The state Senate offered up a new proposal to the House this weekend in the ongoing revenue package standoff.

The basic standoff: The House doesn't want a sales tax increase; the Senate, which initially proposed a 0.3 percent increase for $312 million, does.

The Senate's latest offer includes a 0.1 percent sales tax increase, which would raise about $100 million. (They had been at 0.2 compromise last week, which would have raised about $200 million.)

Ironically, they have agreed to a $30 million tax on candy and gum, which the House initially pushed but dropped last week as a peace offering to the Senate. (The Senate had opposed the gum and candy tax all session.)
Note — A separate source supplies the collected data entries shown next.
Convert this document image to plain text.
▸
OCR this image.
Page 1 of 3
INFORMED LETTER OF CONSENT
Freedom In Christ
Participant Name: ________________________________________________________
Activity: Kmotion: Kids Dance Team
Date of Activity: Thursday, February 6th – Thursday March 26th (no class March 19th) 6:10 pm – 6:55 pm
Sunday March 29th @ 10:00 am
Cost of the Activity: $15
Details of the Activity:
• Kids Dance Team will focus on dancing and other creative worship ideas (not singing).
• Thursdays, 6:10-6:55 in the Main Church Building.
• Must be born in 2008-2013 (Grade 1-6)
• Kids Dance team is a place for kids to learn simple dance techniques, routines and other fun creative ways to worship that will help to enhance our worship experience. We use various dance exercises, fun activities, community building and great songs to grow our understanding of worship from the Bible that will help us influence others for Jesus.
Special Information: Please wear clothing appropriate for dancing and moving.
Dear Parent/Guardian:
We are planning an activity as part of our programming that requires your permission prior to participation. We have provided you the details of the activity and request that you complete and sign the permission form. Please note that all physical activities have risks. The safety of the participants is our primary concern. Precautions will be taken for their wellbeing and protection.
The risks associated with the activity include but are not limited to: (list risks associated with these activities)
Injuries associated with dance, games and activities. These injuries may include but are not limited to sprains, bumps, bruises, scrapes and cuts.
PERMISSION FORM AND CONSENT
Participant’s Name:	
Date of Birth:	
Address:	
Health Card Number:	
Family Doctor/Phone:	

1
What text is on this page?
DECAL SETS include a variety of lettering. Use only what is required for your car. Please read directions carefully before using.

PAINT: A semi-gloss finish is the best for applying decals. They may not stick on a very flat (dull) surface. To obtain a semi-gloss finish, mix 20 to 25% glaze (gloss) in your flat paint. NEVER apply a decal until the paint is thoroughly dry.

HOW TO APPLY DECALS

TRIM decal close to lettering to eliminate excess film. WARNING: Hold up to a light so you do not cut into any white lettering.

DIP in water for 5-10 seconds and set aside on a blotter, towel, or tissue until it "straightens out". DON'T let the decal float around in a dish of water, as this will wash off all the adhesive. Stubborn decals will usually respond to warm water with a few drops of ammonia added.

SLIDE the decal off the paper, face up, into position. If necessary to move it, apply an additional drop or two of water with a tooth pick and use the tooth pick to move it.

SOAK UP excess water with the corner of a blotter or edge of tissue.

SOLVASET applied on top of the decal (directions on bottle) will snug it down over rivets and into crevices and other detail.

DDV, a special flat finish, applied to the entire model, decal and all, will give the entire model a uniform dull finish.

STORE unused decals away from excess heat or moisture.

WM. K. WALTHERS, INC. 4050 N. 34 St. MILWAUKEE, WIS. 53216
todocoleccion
And as we reported on Friday, there's a new tax—a beer tax. The tax is at 50 cents a gallon, raising $57.8 million.



Beer industry lobbyists told us on Friday that they would not object to a tax if the money was targeted at alcohol treatment programs. The Senate says the near-$60 million in revenue has not been earmarked for anything specific yet.

The Senate's total revenue package comes in at about $800 million, which is where they've been (down from $900 million) since the special session began. The House is at about $800 million too, but they rely more on a longer list of B&O taxes and killing some exemptions—like a $50 million exemption for big banks and a $41.5 million sales tax exemption for out-of-state shoppers.